Narrative nonfiction · Science feature

The Resistance Paradox: Why Reasonable Dosing is Riskiest

Alexander Fleming's 1945 Nobel warning, and the 2016 model that complicates a century of dosing instinct.

In December 1945, Alexander Fleming stood at a podium in Stockholm to accept the Nobel Prize in Physiology or Medicine and did something unusual: he delivered a warning.

The discovery of penicillin, found famously on a petri dish Fleming had neglected long enough to let mold colonize, had already transformed medicine. Hundreds of thousands of soldiers wounded in the Second World War owed their lives to it. The world wanted celebration. Fleming offered something harder to swallow. He told the audience that a day would likely come when penicillin could be bought in shops by anyone who wanted it. When that day arrived, he predicted that patients who did not know how to use the drug would take doses too small to kill the bacteria infecting them, but large enough to teach those bacteria how to survive the drug. "The microbes," Fleming warned, "are educated to resist penicillin."

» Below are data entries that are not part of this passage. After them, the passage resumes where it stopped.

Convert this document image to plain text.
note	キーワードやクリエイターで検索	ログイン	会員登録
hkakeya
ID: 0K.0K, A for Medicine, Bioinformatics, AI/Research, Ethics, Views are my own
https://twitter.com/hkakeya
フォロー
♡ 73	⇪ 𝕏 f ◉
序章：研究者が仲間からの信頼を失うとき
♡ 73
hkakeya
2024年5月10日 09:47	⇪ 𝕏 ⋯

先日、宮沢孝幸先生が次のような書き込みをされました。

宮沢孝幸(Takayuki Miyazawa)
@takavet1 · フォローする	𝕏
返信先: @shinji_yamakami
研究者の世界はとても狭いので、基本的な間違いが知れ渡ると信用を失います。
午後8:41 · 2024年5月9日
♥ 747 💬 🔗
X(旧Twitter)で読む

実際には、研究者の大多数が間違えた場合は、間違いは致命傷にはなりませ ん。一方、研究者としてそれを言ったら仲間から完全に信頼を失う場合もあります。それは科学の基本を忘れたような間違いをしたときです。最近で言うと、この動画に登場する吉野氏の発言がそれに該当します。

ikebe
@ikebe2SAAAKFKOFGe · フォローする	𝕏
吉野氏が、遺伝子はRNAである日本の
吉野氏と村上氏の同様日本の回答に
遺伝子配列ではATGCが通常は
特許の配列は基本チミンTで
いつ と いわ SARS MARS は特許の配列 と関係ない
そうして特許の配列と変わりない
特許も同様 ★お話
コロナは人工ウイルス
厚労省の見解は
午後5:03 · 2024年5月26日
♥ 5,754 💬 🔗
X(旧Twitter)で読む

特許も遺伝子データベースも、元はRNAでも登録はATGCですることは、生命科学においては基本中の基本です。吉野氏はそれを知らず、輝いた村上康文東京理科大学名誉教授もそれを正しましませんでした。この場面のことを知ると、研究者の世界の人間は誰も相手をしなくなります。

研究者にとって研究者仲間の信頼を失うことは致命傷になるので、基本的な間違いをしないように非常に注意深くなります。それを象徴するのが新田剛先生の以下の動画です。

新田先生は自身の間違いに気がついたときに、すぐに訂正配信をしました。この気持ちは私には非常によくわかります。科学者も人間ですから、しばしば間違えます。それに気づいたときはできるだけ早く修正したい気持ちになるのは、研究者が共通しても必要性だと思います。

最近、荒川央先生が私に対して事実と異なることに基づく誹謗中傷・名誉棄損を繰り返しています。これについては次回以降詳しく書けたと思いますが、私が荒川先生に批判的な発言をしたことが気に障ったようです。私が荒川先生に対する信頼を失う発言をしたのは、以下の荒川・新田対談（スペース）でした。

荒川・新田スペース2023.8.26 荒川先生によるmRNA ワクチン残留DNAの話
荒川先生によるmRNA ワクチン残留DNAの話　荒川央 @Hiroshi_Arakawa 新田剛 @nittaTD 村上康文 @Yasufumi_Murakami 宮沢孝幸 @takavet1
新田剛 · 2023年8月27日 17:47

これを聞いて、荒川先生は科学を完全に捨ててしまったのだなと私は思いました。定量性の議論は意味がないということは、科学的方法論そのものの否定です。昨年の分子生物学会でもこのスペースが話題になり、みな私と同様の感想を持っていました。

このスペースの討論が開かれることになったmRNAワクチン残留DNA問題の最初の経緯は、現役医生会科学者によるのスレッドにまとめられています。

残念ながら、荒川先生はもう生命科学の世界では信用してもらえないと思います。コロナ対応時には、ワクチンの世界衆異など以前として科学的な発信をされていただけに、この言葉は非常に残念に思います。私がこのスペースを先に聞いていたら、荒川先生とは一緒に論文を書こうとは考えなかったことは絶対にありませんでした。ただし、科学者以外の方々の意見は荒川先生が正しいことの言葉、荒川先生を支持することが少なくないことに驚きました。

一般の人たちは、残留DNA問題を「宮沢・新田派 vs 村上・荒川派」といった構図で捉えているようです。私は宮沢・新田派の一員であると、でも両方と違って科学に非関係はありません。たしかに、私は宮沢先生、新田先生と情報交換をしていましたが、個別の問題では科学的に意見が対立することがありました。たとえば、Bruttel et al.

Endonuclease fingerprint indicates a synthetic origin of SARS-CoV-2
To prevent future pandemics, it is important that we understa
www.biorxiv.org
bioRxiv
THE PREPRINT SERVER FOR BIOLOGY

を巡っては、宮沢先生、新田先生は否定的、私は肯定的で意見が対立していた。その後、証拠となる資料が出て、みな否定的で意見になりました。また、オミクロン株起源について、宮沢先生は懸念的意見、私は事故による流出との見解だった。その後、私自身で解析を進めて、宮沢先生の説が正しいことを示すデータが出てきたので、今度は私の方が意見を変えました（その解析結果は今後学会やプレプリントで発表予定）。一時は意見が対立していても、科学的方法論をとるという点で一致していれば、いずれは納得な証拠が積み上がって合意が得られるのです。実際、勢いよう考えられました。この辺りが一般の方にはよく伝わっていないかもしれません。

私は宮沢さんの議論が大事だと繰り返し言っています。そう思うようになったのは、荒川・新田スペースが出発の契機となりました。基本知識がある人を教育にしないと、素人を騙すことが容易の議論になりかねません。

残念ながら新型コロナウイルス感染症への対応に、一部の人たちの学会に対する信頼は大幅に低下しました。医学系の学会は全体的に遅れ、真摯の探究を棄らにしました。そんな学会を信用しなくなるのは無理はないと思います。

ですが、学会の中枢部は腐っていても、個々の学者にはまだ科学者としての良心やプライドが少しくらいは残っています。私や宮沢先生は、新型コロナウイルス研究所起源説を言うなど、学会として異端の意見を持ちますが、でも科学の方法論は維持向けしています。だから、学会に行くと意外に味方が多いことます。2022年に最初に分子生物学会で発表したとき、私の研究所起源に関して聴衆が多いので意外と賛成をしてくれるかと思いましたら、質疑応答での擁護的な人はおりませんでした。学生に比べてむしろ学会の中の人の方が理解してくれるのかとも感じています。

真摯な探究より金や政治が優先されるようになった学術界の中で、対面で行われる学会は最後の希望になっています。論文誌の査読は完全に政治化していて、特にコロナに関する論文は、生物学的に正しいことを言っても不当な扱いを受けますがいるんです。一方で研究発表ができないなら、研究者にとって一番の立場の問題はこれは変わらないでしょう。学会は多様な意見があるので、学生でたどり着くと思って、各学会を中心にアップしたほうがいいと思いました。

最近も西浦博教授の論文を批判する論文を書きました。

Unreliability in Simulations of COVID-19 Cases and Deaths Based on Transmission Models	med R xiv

Medicine absorbed that lesson. For the better part of a century, it has shaped clinical intuition into something close to doctrine. When fighting infection, hit it hard; prescribe the highest dose the patient can safely tolerate; give the microbes no time to adapt, no chance to evolve, no foothold from which to mount a resistance. The logic is elegant and deeply satisfying. It is also, according to a mathematical model published in January 2016, sometimes catastrophically wrong.